I'm not entirely sure, but I know it involves quartz

Quote: Original post by nobodynews
I was thinking about this recently while some people in a group I'm are taking a digital circuitry class which involved making a 4-bit ALU (exactly as you describe). I knew that having a, say, 64-bit adder would have too long of a propogation delay as just a series of 1-bit full adders. Just now, I came up with a method for adding that acts somewhat like a Fast Fourier Transform algorithm and I wanted to know if it was similar to what is done in real processors.

Say you have two 64-bit numbers A and B and you wish to generate the sum C. Break apart A, B, and C in half into A1, A2, B1, B2, C1, and C2 where X1 is the lower order bits and X2 is the higher order bits.

A1 + B1 = C1 w/ or w/o Carry
A2 + B2 + Carry = C2a
A2 + B2 + = C2b

Once C2a and C2b are calculated it simply becomes a matter of outputing the version of C2 that correspons to there being a carry or not.

This method can further be broken down. Divide A1, B1, and C1 in half and perform the same technique as before. Continue until you reach a size where the propogation delay is negligible.

My question is: is this how it's done, or is there a better trick?

Interesting. I came up with this idea three days ago.

I've sketched out a couple of circuits which (purport to) implement the scheme. I am no kind of expert on digital schematics. There may well be errors.



In this one, A and B come in from the left, Cin comes in from the top, the sum goes out to the right, and Cout goes out to the bottom. In this 1-bit adder case, there is no speed-up because we still need to propagate the carry in order to select which sum we want, and it happens that we use the same circuitry (two ands and an or) as we'd use in a conventional full adder.



This one uses three 74283 4-bit full adders and a 74157 multiplexer (it chooses between two sets of 4 wires). Both the 74283 and 74157 have a gate delay of 4. The upshot of this is that the total gate delay of the circuit is 8. The gate delay of two 74283's placed in series (i.e. the conventional ripple carry adder) is also 8. Result: No speed up.

I conjecture that the minimum gate delay of any n-bit multiplexer is equal to the minimum gate delay of any n-bit full adder.

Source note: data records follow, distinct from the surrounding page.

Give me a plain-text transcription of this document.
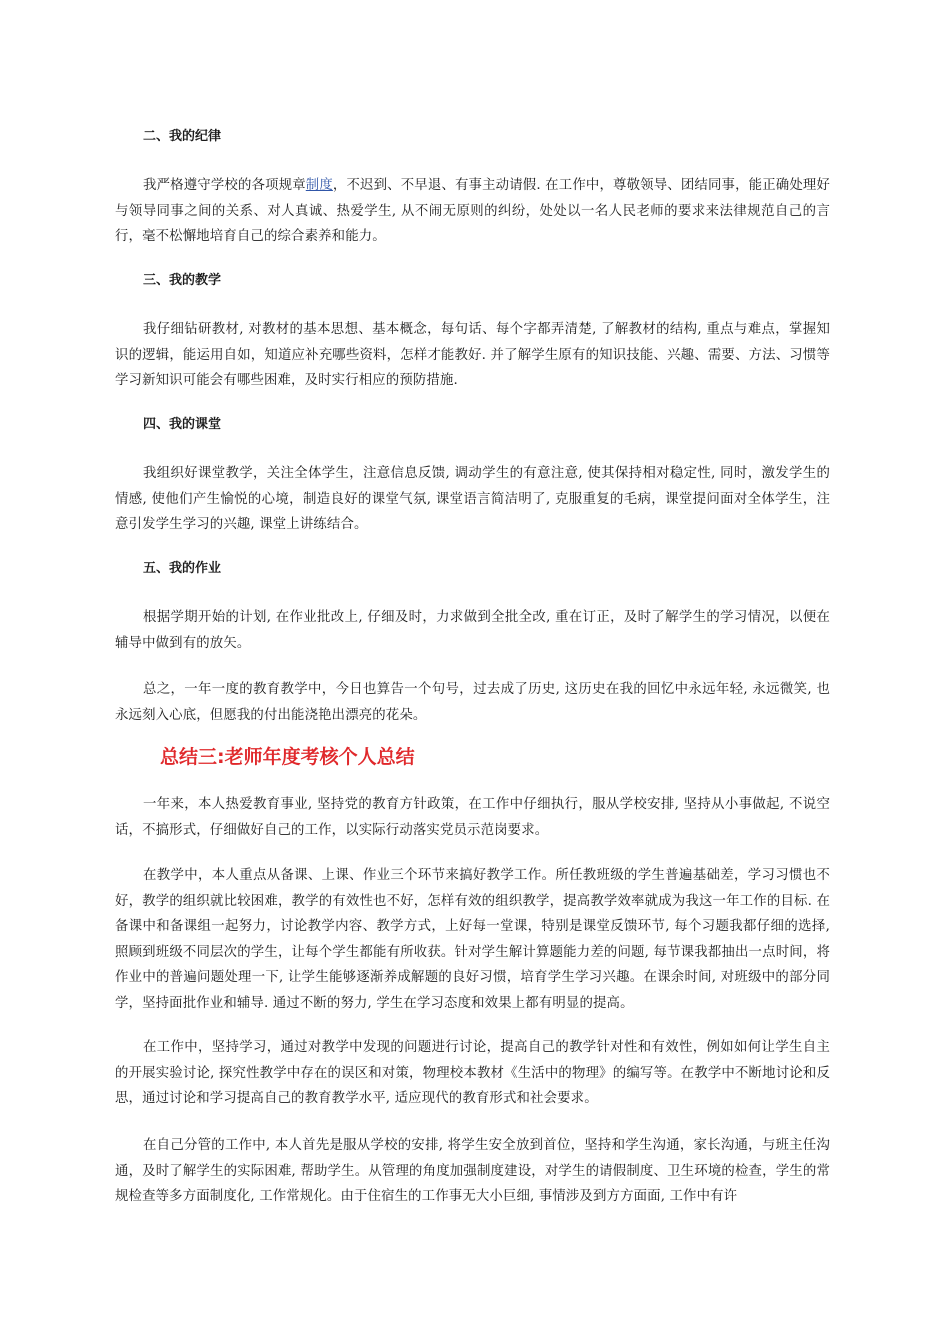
二、我的纪律
我严格遵守学校的各项规章制度，不迟到、不早退、有事主动请假. 在工作中，尊敬领导、团结同事，能正确处理好与领导同事之间的关系、对人真诚、热爱学生, 从不闹无原则的纠纷，处处以一名人民老师的要求来法律规范自己的言行，毫不松懈地培育自己的综合素养和能力。
三、我的教学
我仔细钻研教材, 对教材的基本思想、基本概念，每句话、每个字都弄清楚, 了解教材的结构, 重点与难点，掌握知识的逻辑，能运用自如，知道应补充哪些资料，怎样才能教好. 并了解学生原有的知识技能、兴趣、需要、方法、习惯等学习新知识可能会有哪些困难，及时实行相应的预防措施.
四、我的课堂
我组织好课堂教学，关注全体学生，注意信息反馈, 调动学生的有意注意, 使其保持相对稳定性, 同时，激发学生的情感, 使他们产生愉悦的心境，制造良好的课堂气氛, 课堂语言简洁明了, 克服重复的毛病，课堂提问面对全体学生，注意引发学生学习的兴趣, 课堂上讲练结合。
五、我的作业
根据学期开始的计划, 在作业批改上, 仔细及时，力求做到全批全改, 重在订正，及时了解学生的学习情况，以便在辅导中做到有的放矢。
总之，一年一度的教育教学中，今日也算告一个句号，过去成了历史, 这历史在我的回忆中永远年轻, 永远微笑, 也永远刻入心底，但愿我的付出能浇艳出漂亮的花朵。
总结三:老师年度考核个人总结
一年来，本人热爱教育事业, 坚持党的教育方针政策，在工作中仔细执行，服从学校安排, 坚持从小事做起, 不说空话，不搞形式，仔细做好自己的工作，以实际行动落实党员示范岗要求。
在教学中，本人重点从备课、上课、作业三个环节来搞好教学工作。所任教班级的学生普遍基础差，学习习惯也不好，教学的组织就比较困难，教学的有效性也不好，怎样有效的组织教学，提高教学效率就成为我这一年工作的目标. 在备课中和备课组一起努力，讨论教学内容、教学方式，上好每一堂课，特别是课堂反馈环节, 每个习题我都仔细的选择, 照顾到班级不同层次的学生，让每个学生都能有所收获。针对学生解计算题能力差的问题, 每节课我都抽出一点时间，将作业中的普遍问题处理一下, 让学生能够逐渐养成解题的良好习惯，培育学生学习兴趣。在课余时间, 对班级中的部分同学，坚持面批作业和辅导. 通过不断的努力, 学生在学习态度和效果上都有明显的提高。
在工作中，坚持学习，通过对教学中发现的问题进行讨论，提高自己的教学针对性和有效性，例如如何让学生自主的开展实验讨论, 探究性教学中存在的误区和对策，物理校本教材《生活中的物理》的编写等。在教学中不断地讨论和反思，通过讨论和学习提高自己的教育教学水平, 适应现代的教育形式和社会要求。
在自己分管的工作中, 本人首先是服从学校的安排, 将学生安全放到首位，坚持和学生沟通，家长沟通，与班主任沟通，及时了解学生的实际困难, 帮助学生。从管理的角度加强制度建设，对学生的请假制度、卫生环境的检查，学生的常规检查等多方面制度化, 工作常规化。由于住宿生的工作事无大小巨细, 事情涉及到方方面面, 工作中有许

Quote: Original post by trzy
Zmurf: To understand this, you'll want to study digital logic.

AH YES, that was the word I was looking for! It escaped my mind for some reason when I wanted to make this post.

Digital science is what I want to find information about, thanks everyone for all the links and info, I'll most likely be studying at ANU next year (an Australian University) and I'm definitely going to be looking into some of these courses. I think most of them are prescribed anyways for Software Engineering, I'd take Computer Science, but I just can't be bothered going for the UAI of 98 ...

For a slightly different perspective, one might consider reading Feynman's Lectures on Computation. This covers things more from the physics of information point of view.

Quote: Original post by Endar
Implementing a processor? That would have been useful.

Since that is something you're going to do regularily? ;-)

Actually we did get to implement a CPU in a language called Kreds (I heard it's become visual since). That was pretty interesting :) But it's more fun than it's useful.

You're not alive until you've written microcode using toggle switches for an ALU implemented in discrete 74-series logic :-)

I think it's useful, because it gives you an understanding of subjects such as write hazards, race conditions, instruction latencies, etc.

Quote: Original post by hplus0603
You're not alive until you've written microcode using toggle switches for an ALU implemented in discrete 74-series logic :-)

I think it's useful, because it gives you an understanding of subjects such as write hazards, race conditions, instruction latencies, etc.

:-( I've only input microcode into the instruction cache of some god awful 8 bit CPU with hex switches.

You may find actual IC design interesting too (I know I did), though I can't recommend any books on it, as I can't find mine. Though, I suppose it all depends on whether you're interested in the layouts of circuit elements (no, that nice circuit diagram you have doesn't translate directly to what's on an IC), deep sub-micron effects and so on.